Tazones
I´ve posted pictures of Tazones before, but it´s a pleasant place to go in the morning (before the tourists) when the sun shines, so here it is again. The main picture shows a little plaza and the start of a rise: everywhere in Tazones is steep, mostly on rough stone steps, but the point of showing you this square is not that. The thumbnail shows one of the shops on that square, which is a workshop and sales outlet for azabachería. Azabache is Spanish for jet, and Tazones is on a small steep walking route which takes in jet mines. Jet is said to be the consequence of drowned araucaria woodlands mixing with local minerals under pressure, millennia ago. It happened both here and in Yorkshire - as in Whitby jet - more on that later.
The sale and working of jet in Tazones and Villaviciosa is a long-standing but threatened tradition. Threatened because the mines are getting harder to work and the small craftsmen who want to work it can´t afford to open them up for renewed exploitation. Maybe a municipal solution will be found but it hasn´t yet.

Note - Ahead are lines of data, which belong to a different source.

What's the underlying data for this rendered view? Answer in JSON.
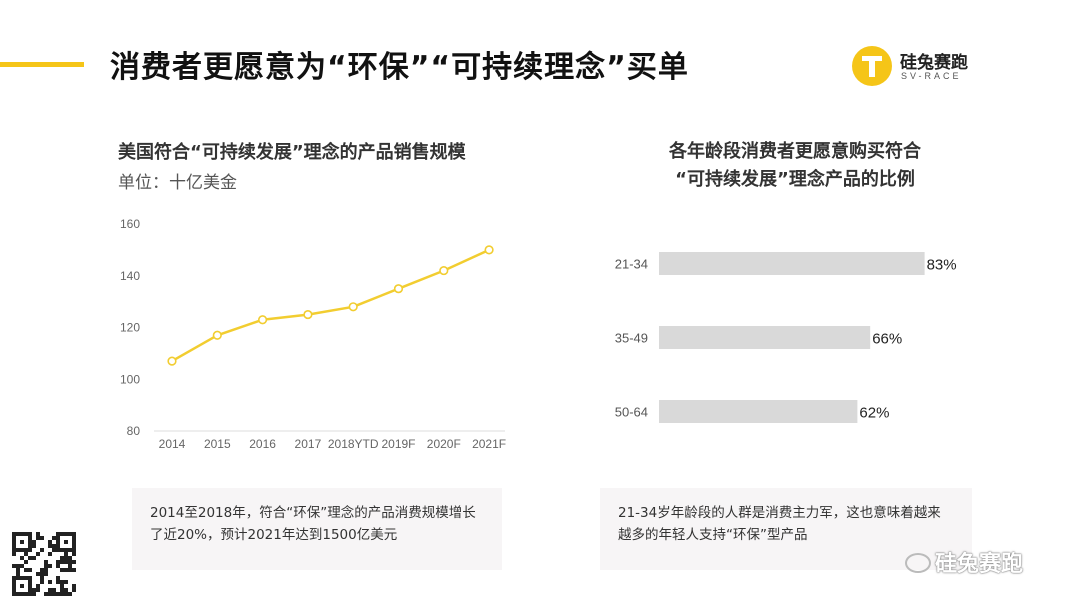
{
  "slide": {
    "title": "消费者更愿意为“环保”“可持续理念”买单",
    "accent_color": "#f5c518"
  },
  "logo": {
    "name_cn": "硅兔赛跑",
    "name_en": "SV-RACE",
    "icon": "sv-race-logo-icon"
  },
  "left_panel": {
    "title": "美国符合“可持续发展”理念的产品销售规模",
    "unit": "单位：十亿美金",
    "note": "2014至2018年，符合“环保”理念的产品消费规模增长了近20%，预计2021年达到1500亿美元"
  },
  "right_panel": {
    "title_line1": "各年龄段消费者更愿意购买符合",
    "title_line2": "“可持续发展”理念产品的比例",
    "note": "21-34岁年龄段的人群是消费主力军，这也意味着越来越多的年轻人支持“环保”型产品"
  },
  "chart_data": [
    {
      "type": "line",
      "title": "美国符合“可持续发展”理念的产品销售规模",
      "ylabel": "单位：十亿美金",
      "categories": [
        "2014",
        "2015",
        "2016",
        "2017",
        "2018YTD",
        "2019F",
        "2020F",
        "2021F"
      ],
      "values": [
        107,
        117,
        123,
        125,
        128,
        135,
        142,
        150
      ],
      "yticks": [
        80,
        100,
        120,
        140,
        160
      ],
      "ylim": [
        80,
        160
      ],
      "color": "#f2cd30",
      "grid": false
    },
    {
      "type": "bar",
      "orientation": "horizontal",
      "title": "各年龄段消费者更愿意购买符合“可持续发展”理念产品的比例",
      "categories": [
        "21-34",
        "35-49",
        "50-64"
      ],
      "values": [
        83,
        66,
        62
      ],
      "value_labels": [
        "83%",
        "66%",
        "62%"
      ],
      "color": "#d9d9d9"
    }
  ],
  "watermark": {
    "text": "硅兔赛跑",
    "icon": "wechat-icon"
  },
  "qr": {
    "icon": "qr-code-icon"
  }
}
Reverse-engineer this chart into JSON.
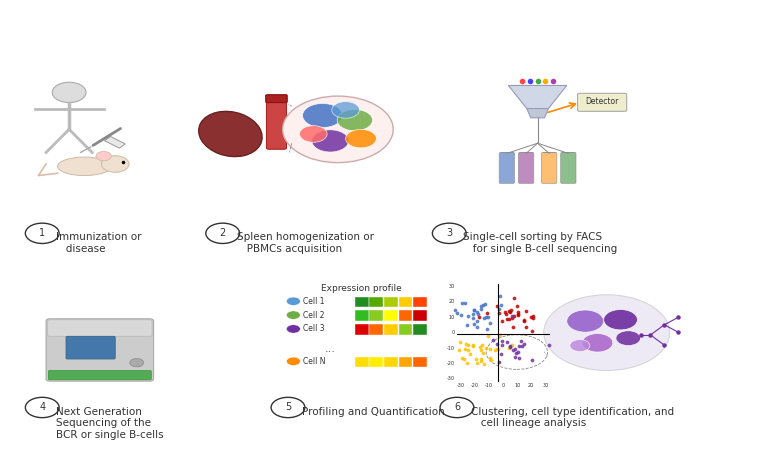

The Whitby connection is in part that, according to the local craftsmen, only two places in the world - Whitby and Tazones - produce high-quality jet. There is Asian jet of a significantly lower quality, and there is fake jet consisting of powdered jet in resin, but local craftsmen say they would rather retire than use either.
The other, controversial, part of the connection is that Tazones craftsmen say that Whitby jet has been in very short supply for a long time and that an amount of what is now sold in England as Whitby jet has in fact been sourced from Tazones. I, of course, have no idea whether there´s any truth in that; but I´m certain it´s believed.
But see the quotation shown by amandoAlentejo below. Thanks to her for that addition.
And for the extra, just a residential street in the old village, taken in a way that emphasises the steepness.